During our wander, we saw several school groups. The first group of girls found me amongst the columns in the hypostyle hall. They eagerly approached saying, “hello”. I returned the greeting the first time which caused each and every one of them to repeat so I could greet them in turn. Then one asked, “What is your name?” so I told her and asked her name so she told me. Then every other girl repeated the question in turn. At this point their young male teacher rounded the corner and asked one of them to take his picture with me. ? So, we posed for a picture together and I asked if he would take a picture of me with the girls which he did and then gave my camera to one of the girls so I could have a picture of myself with him. Then each of the girls wanted an individual picture with me and finally we all said goodbye.

A few corners later, another school group appeared and when I replied to the girls they all swarmed me so that one of the guards came forward to shoo them away. I guess I must have not looked too panicked because he backed off and I played “ask and answer” with the girls. They were very sweet and I really enjoyed talking to them. Suddenly, their male teacher came along and began shooing them away from me like they were chickens or something, yelling at them angrily. I suppose “swarm the tourist” is not an encouraged activity on school fieldtrips.

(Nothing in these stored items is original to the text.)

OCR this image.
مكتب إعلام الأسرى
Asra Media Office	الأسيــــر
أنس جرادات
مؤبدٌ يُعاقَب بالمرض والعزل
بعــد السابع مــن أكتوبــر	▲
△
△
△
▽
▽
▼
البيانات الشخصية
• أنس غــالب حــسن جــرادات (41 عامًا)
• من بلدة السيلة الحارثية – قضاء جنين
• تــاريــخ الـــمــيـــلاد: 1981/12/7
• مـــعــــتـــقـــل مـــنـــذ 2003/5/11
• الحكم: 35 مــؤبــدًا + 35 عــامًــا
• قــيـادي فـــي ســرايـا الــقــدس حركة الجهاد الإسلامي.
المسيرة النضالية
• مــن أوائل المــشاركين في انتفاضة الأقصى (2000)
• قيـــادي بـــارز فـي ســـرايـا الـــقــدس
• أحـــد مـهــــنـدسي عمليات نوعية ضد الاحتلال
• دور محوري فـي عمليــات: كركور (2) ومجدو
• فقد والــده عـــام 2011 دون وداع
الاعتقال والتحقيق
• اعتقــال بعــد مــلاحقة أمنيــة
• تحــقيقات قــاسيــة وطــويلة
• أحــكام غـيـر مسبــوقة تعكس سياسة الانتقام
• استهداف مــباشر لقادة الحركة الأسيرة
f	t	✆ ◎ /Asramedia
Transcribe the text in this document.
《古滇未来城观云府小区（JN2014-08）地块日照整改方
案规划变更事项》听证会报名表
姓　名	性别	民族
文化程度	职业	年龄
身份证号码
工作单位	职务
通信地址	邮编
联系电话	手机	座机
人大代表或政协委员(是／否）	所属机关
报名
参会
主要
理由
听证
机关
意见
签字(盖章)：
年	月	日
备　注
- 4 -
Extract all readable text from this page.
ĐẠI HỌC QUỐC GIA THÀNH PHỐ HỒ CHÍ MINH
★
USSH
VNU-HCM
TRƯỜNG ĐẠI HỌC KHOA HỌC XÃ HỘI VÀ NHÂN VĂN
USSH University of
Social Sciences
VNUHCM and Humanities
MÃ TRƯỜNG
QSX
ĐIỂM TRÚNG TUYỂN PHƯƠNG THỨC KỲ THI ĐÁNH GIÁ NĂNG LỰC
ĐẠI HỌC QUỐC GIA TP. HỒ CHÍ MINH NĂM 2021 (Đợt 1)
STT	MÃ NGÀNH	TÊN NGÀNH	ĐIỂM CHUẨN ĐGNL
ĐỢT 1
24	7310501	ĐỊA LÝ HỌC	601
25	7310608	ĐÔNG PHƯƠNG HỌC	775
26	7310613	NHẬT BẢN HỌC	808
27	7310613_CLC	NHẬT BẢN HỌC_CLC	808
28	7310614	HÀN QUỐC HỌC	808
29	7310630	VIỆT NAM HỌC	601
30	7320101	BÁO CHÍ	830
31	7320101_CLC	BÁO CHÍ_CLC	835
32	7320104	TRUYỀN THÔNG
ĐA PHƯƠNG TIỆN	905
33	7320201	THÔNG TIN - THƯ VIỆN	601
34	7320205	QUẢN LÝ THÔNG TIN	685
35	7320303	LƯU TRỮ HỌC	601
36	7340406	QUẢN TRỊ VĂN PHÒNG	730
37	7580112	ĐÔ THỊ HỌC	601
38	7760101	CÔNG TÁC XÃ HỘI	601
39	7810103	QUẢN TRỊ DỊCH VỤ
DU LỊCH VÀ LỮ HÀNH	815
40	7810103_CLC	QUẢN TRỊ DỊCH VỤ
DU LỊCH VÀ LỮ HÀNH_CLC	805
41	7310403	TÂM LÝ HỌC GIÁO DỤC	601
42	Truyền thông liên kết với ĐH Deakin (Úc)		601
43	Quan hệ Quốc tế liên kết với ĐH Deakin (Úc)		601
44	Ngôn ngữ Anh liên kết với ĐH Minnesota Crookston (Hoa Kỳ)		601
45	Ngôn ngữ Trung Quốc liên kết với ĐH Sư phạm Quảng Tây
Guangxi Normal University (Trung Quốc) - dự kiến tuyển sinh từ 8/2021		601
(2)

It was far more enjoyable than playing duck and weave with the touts.

One of the more interesting facts we learned is that Ramses II had over 200 children. There's an awful lot of material there but this is a family blog. We found a birthday card from his kids though. Isn't it sweet that they all signed it? It continues on the next rock, of course.

After our excitement the night before we decided to end the day when the sun was still shining, grabbed some food from the supermarket and headed home with Ramses. Tonight we dined on homemade pizza made on the stovetop. We forgot we had no oven.


maryanncart said...

I'm glad that this day went better and hopefully Rames broke the blokes legs! Very interesting place. Love Mom

Rhonda Staples said...

Hi Holly, your description of Egypt reminds me of my travels in India. I went to India for three months and it took a solid month to get over the culture shock. After that, I loved it. Anyway, I hope you enjoy the heat and sunshine :) Rhonda

Steve said...

Lloyd's, it is saddening that a country once so rich, is now so poor. The history is so fascinating. I do remember being put off by the constant barrage of people asking for money. You have to become callous to it and don't make eye contact. Scowling a lot and raising your fist seemed to work well during my adventures! I am sure you will all adjust and find that some places through Egypt are better than others. Reflecting back on your stay a few months from now, it will not seem nearly as distracting as it all felt when you first arrived.

Chalk it up to a learning experience and growth opportunity. And keeps your wallets safe!